Table 5. Summary Statistics of All Measurements Made by the Different Laboratories
 The large reproducibility estimate for sample S1 and the inhomogeneity in variances between different BIT measurements is striking. It suggests that the BIT index can be determined by most labs fairly reproducibly but that there are considerable differences between labs. This suggests that there is some major underlying problem in determining the BIT index which is not apparent for TEX86 analysis, even though both parameters are measured in a single analysis. A similar reintegration exercise was performed for the BIT measurements as with the TEX86 measurements but again this did not result in substantial changes in the reported results (Table 4). Plotting the results of BIT measurements of S1 against S2 shows that the differences are systematic (Figure 5b) and thus again cannot be due to inhomogeneity between the distributed vials. Furthermore, there is no particular distinction in BIT values based on the type of mass spectrometer used (Figure 3), nor do similar clusters form among laboratories as those found for the TEX86 results (Figure 5a).
 There may be several reasons for this large spread in BIT indices. First, branched GDGTs have a later elution time. Most chromatographic programs made use of a hexane-isopropanol gradient and thus, depending on the elution time, a varying percentage of isopropanol may have been present in the APCI chamber during the ionization of the branched GDGTs compared to the amount present during the ionization of crenarchaeol (GDGT-4). This may have given rise to differences in the ionization efficiency of the GDGTs in the APCI and thus variation in the BIT index may depend on the chromatographic behavior of the GDGTs on the LC column. However, at the NIOZ lab similar BIT values were obtained for S1 despite variations in retention time of up to 5 min or when using an isocratic elution program, suggesting that varying isopropanol concentrations does not have a major effect on the indices measured. Second, and likely more importantly, there is a large mass difference between branched GDGTs (m/z 1022–1050) and crenarchaeol (m/z 1292). Thus, the BIT index will be more affected by the mass calibration and tuning of the mass spectrometer used, in contrast to the TEX86, where mass differences of the GDGTs used are much smaller (m/z 1300 to m/z 1292). This difference does not depend on the type of mass spectrometer (Figure 3). To solve this problem unequivocally, mixtures of authentic standards of crenarchaeol and a branched GDGT in known ratios are required, something which needs to be considered in future round robin studies. Until then, it is clear that the BIT index can only be used as a crude qualitative measure for the relative input of soil organic matter in coastal systems. The results also have consequences for assessing biases in TEX86 using an absolute BIT value [cf. Weijers et al., 2006]. Instead, it may be possible to assess this bias by correlating BIT values with TEX86 values, i.e., large changes in soil organic matter input, and thus in the BIT index, will likely lead to changes in the TEX86.

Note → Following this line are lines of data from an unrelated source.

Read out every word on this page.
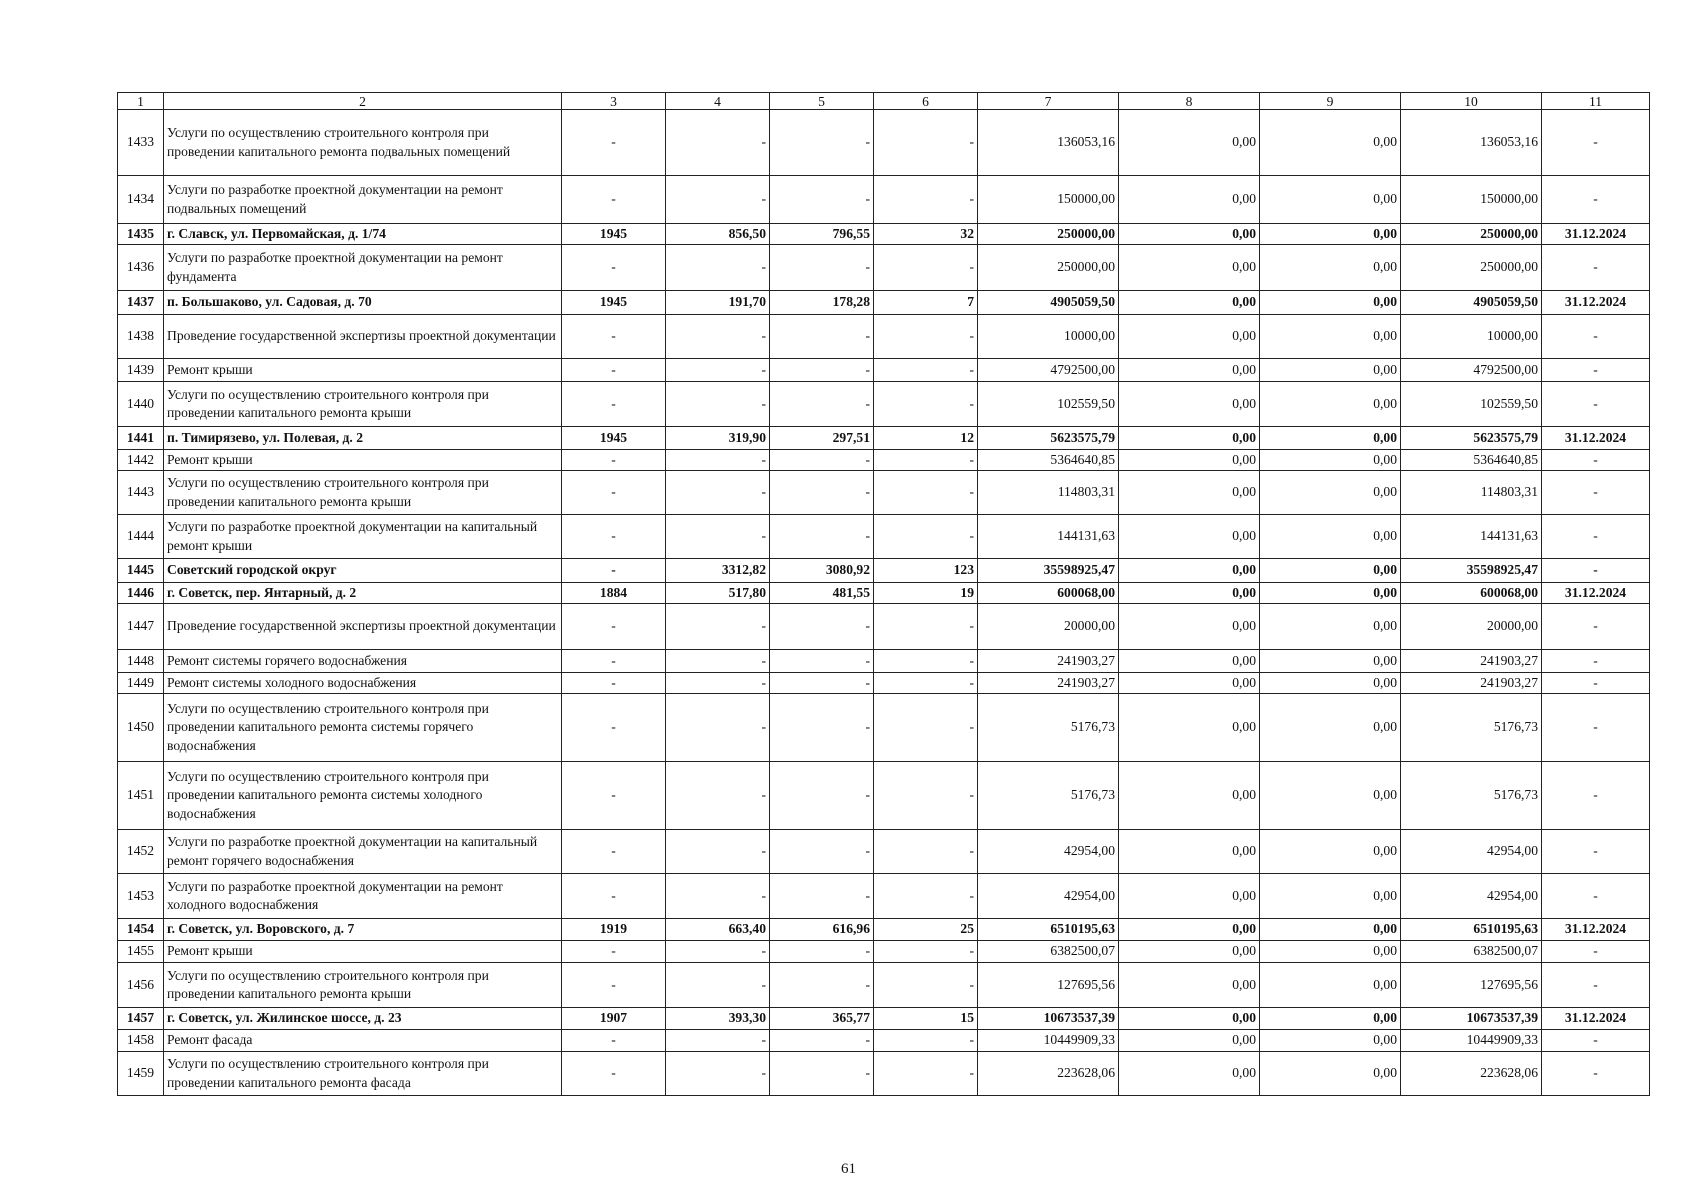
1	2	3	4	5	6	7	8	9	10	11
1433	Услуги по осуществлению строительного контроля при проведении капитального ремонта подвальных помещений	-	-	-	-	136053,16	0,00	0,00	136053,16	-
1434	Услуги по разработке проектной документации на ремонт подвальных помещений	-	-	-	-	150000,00	0,00	0,00	150000,00	-
1435	г. Славск, ул. Первомайская, д. 1/74	1945	856,50	796,55	32	250000,00	0,00	0,00	250000,00	31.12.2024
1436	Услуги по разработке проектной документации на ремонт фундамента	-	-	-	-	250000,00	0,00	0,00	250000,00	-
1437	п. Большаково, ул. Садовая, д. 70	1945	191,70	178,28	7	4905059,50	0,00	0,00	4905059,50	31.12.2024
1438	Проведение государственной экспертизы проектной документации	-	-	-	-	10000,00	0,00	0,00	10000,00	-
1439	Ремонт крыши	-	-	-	-	4792500,00	0,00	0,00	4792500,00	-
1440	Услуги по осуществлению строительного контроля при проведении капитального ремонта крыши	-	-	-	-	102559,50	0,00	0,00	102559,50	-
1441	п. Тимирязево, ул. Полевая, д. 2	1945	319,90	297,51	12	5623575,79	0,00	0,00	5623575,79	31.12.2024
1442	Ремонт крыши	-	-	-	-	5364640,85	0,00	0,00	5364640,85	-
1443	Услуги по осуществлению строительного контроля при проведении капитального ремонта крыши	-	-	-	-	114803,31	0,00	0,00	114803,31	-
1444	Услуги по разработке проектной документации на капитальный ремонт крыши	-	-	-	-	144131,63	0,00	0,00	144131,63	-
1445	Советский городской округ	-	3312,82	3080,92	123	35598925,47	0,00	0,00	35598925,47	-
1446	г. Советск, пер. Янтарный, д. 2	1884	517,80	481,55	19	600068,00	0,00	0,00	600068,00	31.12.2024
1447	Проведение государственной экспертизы проектной документации	-	-	-	-	20000,00	0,00	0,00	20000,00	-
1448	Ремонт системы горячего водоснабжения	-	-	-	-	241903,27	0,00	0,00	241903,27	-
1449	Ремонт системы холодного водоснабжения	-	-	-	-	241903,27	0,00	0,00	241903,27	-
1450	Услуги по осуществлению строительного контроля при проведении капитального ремонта системы горячего водоснабжения	-	-	-	-	5176,73	0,00	0,00	5176,73	-
1451	Услуги по осуществлению строительного контроля при проведении капитального ремонта системы холодного водоснабжения	-	-	-	-	5176,73	0,00	0,00	5176,73	-
1452	Услуги по разработке проектной документации на капитальный ремонт горячего водоснабжения	-	-	-	-	42954,00	0,00	0,00	42954,00	-
1453	Услуги по разработке проектной документации на ремонт холодного водоснабжения	-	-	-	-	42954,00	0,00	0,00	42954,00	-
1454	г. Советск, ул. Воровского, д. 7	1919	663,40	616,96	25	6510195,63	0,00	0,00	6510195,63	31.12.2024
1455	Ремонт крыши	-	-	-	-	6382500,07	0,00	0,00	6382500,07	-
1456	Услуги по осуществлению строительного контроля при проведении капитального ремонта крыши	-	-	-	-	127695,56	0,00	0,00	127695,56	-
1457	г. Советск, ул. Жилинское шоссе, д. 23	1907	393,30	365,77	15	10673537,39	0,00	0,00	10673537,39	31.12.2024
1458	Ремонт фасада	-	-	-	-	10449909,33	0,00	0,00	10449909,33	-
1459	Услуги по осуществлению строительного контроля при проведении капитального ремонта фасада	-	-	-	-	223628,06	0,00	0,00	223628,06	-
61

 An anonymous interlaboratory study of TEX86 and BIT analysis of two sediment extracts was carried out by fifteen different laboratories around the world and revealed relatively large variances between the different labs, especially for BIT analysis. Repeatability of TEX86 analysis was, in terms of temperature, similar to the work-up and analytical repeatability of other paleothermometers (±1–2°C) but the reproducibility between labs was larger (±3–4°C), indicating the need for improved analytical protocols. Paleotemperature reconstructions based on TEX86 therefore are likely to perform as well as other proxies for determining magnitudes and rates of climatic changes, based on the generally good laboratory repeatability. The poor reproducibility will only impact the reconstruction of absolute temperatures. For BIT values the reproducibility was large (0.410), potentially because of differences in mass calibration and tuning of the mass spectrometers used. Our results suggest that there is a clear need for further round robin studies which should include the use of mixtures of authentic standards, constraining the effects of mass calibrations and tuning set ups, evaluation of sample work up procedures and the monitoring of long-term reproducibility.